In a High Court ruling yesterday, Mrs Justice Lang said it was not permissible for councils to use charges as a source of general income, even if the money is intended to pay for other transport schemes.
The case was brought in the High Court by a local resident David Attfield, who objected to the prices charged for residents’ and visitors’ permits in the controlled parking zone in which he lived.
He argued that Barnet had improperly used Section 45 of the Road Traffic Regulation Act 1984 to generate a surplus beyond the money needed to operate the parking scheme.
However, Barnet argued the Act allowed it to raise extra money to spend on transport projects.
The judge ruled the legislation ‘is not a fiscal measure and does not authorise the authority to use its powers to charge local residents for parking in order to raise surplus revenue for other transport purposes funded by the general fund’.

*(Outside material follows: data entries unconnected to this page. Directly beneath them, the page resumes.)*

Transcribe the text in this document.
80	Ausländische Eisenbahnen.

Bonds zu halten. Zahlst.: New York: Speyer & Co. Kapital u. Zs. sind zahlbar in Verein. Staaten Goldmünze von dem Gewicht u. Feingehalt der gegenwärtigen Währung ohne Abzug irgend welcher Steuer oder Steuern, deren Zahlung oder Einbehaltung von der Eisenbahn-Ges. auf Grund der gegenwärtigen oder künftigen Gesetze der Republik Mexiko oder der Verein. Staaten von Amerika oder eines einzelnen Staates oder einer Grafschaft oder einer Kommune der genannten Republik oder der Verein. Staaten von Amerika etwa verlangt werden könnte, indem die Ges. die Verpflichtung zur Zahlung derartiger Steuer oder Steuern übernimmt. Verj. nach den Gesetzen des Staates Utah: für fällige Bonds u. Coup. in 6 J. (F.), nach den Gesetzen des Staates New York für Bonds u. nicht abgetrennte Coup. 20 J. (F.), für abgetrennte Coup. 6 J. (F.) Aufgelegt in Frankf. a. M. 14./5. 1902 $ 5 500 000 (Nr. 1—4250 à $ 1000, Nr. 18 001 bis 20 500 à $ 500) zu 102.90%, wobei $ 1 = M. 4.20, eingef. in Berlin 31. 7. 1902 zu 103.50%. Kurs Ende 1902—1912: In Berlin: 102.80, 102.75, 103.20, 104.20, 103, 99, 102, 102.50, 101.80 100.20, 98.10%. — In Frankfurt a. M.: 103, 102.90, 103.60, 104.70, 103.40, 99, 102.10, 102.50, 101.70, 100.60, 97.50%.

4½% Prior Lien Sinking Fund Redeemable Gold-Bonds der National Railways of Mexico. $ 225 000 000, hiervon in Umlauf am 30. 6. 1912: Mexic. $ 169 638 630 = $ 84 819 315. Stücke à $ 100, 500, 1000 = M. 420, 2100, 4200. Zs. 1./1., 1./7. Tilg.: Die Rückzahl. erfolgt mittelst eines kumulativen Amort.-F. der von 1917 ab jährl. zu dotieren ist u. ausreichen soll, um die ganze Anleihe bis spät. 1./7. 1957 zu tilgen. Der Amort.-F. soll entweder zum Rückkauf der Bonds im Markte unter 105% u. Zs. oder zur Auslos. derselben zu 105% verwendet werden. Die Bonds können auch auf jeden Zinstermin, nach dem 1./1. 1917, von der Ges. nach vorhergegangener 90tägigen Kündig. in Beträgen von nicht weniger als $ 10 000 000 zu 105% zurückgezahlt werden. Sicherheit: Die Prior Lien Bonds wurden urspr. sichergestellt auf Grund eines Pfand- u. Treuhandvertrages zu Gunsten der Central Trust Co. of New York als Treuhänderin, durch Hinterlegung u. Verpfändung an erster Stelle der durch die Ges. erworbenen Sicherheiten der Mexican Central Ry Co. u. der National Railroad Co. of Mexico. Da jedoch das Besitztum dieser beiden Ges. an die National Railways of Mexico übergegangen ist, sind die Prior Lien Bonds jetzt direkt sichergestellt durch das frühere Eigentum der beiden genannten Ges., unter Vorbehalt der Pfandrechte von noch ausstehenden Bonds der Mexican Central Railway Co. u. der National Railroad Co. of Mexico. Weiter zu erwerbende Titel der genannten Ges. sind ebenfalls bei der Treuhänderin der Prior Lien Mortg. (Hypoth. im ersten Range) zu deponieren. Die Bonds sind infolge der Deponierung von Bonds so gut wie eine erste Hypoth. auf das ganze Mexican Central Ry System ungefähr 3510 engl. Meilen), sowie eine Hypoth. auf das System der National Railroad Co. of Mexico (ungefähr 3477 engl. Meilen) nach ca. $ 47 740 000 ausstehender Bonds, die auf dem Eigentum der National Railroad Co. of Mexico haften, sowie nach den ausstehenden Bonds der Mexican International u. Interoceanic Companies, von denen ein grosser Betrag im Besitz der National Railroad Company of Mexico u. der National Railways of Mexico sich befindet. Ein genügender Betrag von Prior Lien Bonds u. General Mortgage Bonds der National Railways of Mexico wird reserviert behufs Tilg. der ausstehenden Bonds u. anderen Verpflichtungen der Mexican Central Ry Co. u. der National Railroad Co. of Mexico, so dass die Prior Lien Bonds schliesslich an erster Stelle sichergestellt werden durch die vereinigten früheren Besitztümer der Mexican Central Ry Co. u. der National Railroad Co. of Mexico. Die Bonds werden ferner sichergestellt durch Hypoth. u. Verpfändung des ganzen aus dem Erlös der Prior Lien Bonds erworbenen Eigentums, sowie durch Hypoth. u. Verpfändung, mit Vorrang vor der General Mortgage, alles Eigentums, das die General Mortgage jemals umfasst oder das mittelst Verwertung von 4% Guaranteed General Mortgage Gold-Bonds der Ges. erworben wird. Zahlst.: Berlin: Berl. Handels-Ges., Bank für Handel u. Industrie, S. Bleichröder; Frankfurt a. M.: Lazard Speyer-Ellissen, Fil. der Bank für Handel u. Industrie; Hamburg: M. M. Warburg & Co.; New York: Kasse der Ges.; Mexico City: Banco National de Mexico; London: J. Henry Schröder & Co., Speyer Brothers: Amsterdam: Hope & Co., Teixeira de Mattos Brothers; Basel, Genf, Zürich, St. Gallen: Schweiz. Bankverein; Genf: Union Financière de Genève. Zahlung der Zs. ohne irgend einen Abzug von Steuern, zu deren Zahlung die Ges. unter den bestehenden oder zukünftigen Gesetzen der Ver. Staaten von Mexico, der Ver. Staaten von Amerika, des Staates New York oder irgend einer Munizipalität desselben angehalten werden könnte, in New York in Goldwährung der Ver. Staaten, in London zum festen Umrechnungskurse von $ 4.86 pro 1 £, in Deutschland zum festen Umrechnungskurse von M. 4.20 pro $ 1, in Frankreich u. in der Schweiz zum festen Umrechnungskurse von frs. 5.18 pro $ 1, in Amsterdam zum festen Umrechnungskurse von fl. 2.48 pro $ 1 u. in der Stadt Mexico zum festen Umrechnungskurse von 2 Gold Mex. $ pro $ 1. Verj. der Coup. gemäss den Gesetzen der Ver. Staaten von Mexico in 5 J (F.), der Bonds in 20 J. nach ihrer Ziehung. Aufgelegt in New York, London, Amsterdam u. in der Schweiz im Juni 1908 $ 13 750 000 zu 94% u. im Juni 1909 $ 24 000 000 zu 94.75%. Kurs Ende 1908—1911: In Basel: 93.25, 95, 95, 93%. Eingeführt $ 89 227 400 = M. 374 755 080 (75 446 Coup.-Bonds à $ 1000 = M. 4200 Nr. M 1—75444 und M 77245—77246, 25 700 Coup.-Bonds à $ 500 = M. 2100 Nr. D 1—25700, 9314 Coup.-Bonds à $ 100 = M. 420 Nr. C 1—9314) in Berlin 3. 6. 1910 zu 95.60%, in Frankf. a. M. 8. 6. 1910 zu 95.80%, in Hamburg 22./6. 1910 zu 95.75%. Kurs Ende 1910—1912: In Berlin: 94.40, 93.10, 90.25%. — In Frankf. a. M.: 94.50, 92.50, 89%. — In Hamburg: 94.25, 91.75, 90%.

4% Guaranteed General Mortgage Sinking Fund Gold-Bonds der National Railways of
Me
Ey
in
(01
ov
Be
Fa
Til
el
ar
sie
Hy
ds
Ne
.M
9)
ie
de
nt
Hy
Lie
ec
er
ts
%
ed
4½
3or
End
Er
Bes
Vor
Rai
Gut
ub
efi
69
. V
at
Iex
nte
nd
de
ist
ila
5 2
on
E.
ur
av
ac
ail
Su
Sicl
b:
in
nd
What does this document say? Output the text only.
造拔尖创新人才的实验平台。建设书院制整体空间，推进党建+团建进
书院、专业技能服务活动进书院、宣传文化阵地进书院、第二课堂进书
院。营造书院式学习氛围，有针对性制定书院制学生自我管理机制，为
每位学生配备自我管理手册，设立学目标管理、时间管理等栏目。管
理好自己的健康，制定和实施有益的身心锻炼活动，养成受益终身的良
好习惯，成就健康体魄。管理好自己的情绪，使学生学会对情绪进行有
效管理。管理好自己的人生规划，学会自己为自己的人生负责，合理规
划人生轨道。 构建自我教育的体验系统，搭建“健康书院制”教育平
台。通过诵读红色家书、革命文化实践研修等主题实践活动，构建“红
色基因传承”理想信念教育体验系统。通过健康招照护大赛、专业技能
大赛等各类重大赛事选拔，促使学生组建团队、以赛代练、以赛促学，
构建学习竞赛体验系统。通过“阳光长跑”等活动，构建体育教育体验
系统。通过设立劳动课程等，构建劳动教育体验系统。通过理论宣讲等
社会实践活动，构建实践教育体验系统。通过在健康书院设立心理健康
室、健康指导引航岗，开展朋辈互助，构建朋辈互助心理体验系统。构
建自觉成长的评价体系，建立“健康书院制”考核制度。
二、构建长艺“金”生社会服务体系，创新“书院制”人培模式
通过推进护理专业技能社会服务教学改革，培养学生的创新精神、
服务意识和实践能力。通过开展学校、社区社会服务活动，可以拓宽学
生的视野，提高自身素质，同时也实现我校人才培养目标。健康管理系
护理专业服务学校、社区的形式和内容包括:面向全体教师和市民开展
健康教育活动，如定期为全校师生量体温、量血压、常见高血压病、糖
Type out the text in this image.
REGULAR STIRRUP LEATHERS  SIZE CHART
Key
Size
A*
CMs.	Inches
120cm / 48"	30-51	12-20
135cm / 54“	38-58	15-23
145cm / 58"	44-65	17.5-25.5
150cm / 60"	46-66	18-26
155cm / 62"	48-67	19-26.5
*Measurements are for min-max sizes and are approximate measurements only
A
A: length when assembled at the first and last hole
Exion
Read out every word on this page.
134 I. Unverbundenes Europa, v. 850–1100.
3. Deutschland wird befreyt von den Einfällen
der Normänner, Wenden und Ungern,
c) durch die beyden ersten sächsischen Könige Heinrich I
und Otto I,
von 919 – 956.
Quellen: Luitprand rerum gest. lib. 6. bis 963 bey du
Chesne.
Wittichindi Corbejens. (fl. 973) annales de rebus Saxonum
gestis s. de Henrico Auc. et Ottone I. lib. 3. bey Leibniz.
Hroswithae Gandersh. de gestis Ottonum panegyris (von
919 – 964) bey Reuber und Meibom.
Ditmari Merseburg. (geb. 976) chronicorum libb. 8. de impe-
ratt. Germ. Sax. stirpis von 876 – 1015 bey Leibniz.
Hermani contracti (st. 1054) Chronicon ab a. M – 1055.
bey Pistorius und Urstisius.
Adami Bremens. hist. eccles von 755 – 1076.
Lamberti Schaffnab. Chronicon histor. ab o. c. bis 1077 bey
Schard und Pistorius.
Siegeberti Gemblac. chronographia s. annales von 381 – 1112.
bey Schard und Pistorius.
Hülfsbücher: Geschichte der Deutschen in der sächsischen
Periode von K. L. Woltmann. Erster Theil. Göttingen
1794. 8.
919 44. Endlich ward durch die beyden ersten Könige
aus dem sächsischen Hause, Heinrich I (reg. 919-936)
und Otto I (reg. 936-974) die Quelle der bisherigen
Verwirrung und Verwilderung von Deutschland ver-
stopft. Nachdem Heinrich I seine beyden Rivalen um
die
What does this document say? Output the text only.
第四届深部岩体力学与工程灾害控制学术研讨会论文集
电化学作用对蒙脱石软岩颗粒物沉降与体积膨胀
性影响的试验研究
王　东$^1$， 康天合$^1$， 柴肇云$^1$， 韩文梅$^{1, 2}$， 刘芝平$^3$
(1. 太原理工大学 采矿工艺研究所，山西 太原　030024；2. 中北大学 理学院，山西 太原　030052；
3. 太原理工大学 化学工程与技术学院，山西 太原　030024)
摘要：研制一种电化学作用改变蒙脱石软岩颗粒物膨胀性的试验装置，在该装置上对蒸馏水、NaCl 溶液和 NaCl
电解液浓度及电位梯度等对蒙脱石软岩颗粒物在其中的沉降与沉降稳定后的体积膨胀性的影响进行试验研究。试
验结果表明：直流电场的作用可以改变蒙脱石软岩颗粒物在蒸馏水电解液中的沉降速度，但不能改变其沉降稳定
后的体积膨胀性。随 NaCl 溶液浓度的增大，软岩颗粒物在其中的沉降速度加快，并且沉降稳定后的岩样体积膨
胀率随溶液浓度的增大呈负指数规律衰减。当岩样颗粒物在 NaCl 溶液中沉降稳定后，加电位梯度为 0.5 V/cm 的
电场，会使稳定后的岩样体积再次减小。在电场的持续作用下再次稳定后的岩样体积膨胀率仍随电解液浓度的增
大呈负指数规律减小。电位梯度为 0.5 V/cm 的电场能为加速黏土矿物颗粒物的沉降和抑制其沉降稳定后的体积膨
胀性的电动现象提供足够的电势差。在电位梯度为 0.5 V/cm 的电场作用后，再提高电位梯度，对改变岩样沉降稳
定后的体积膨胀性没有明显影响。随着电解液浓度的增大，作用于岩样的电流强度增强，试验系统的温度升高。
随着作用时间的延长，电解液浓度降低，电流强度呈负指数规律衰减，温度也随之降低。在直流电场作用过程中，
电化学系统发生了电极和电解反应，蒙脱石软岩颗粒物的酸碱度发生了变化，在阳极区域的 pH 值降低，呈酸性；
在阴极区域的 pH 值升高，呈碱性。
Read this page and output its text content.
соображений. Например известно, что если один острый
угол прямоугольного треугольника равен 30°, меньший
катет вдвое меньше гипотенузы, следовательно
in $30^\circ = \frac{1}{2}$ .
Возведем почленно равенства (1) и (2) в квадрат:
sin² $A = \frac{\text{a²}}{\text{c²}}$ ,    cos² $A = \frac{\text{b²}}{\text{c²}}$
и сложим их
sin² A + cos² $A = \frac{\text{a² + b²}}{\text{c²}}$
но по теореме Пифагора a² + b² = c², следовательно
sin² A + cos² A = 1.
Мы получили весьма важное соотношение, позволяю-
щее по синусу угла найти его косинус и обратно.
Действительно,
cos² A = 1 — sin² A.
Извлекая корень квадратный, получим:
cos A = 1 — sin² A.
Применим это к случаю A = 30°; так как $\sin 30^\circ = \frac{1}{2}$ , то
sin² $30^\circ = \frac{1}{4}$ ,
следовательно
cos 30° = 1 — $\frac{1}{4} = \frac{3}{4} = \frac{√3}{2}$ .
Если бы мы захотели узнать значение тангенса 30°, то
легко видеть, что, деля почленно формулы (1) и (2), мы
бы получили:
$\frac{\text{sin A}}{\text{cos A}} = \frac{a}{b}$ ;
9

She said that had been Barnet’s intention and that ‘purpose was not authorised under the RTRA 1984 and therefore the decision was unlawful’.
Responding to the decision, Barnet Council leader Richard Cornelius said: ‘I very much believe that our spending of the income from our parking account on items such as road maintenance and transport services is entirely within the scope of the special parking account under the Road Traffic Act.
‘With that in mind I don’t think we have any alternative but to look to appeal this decision.’
Cornelius admitted that after a five-year freeze, Barnet had raised the price of parking permits ‘too abruptly and rather charmlessly’. He added that this would not happen again.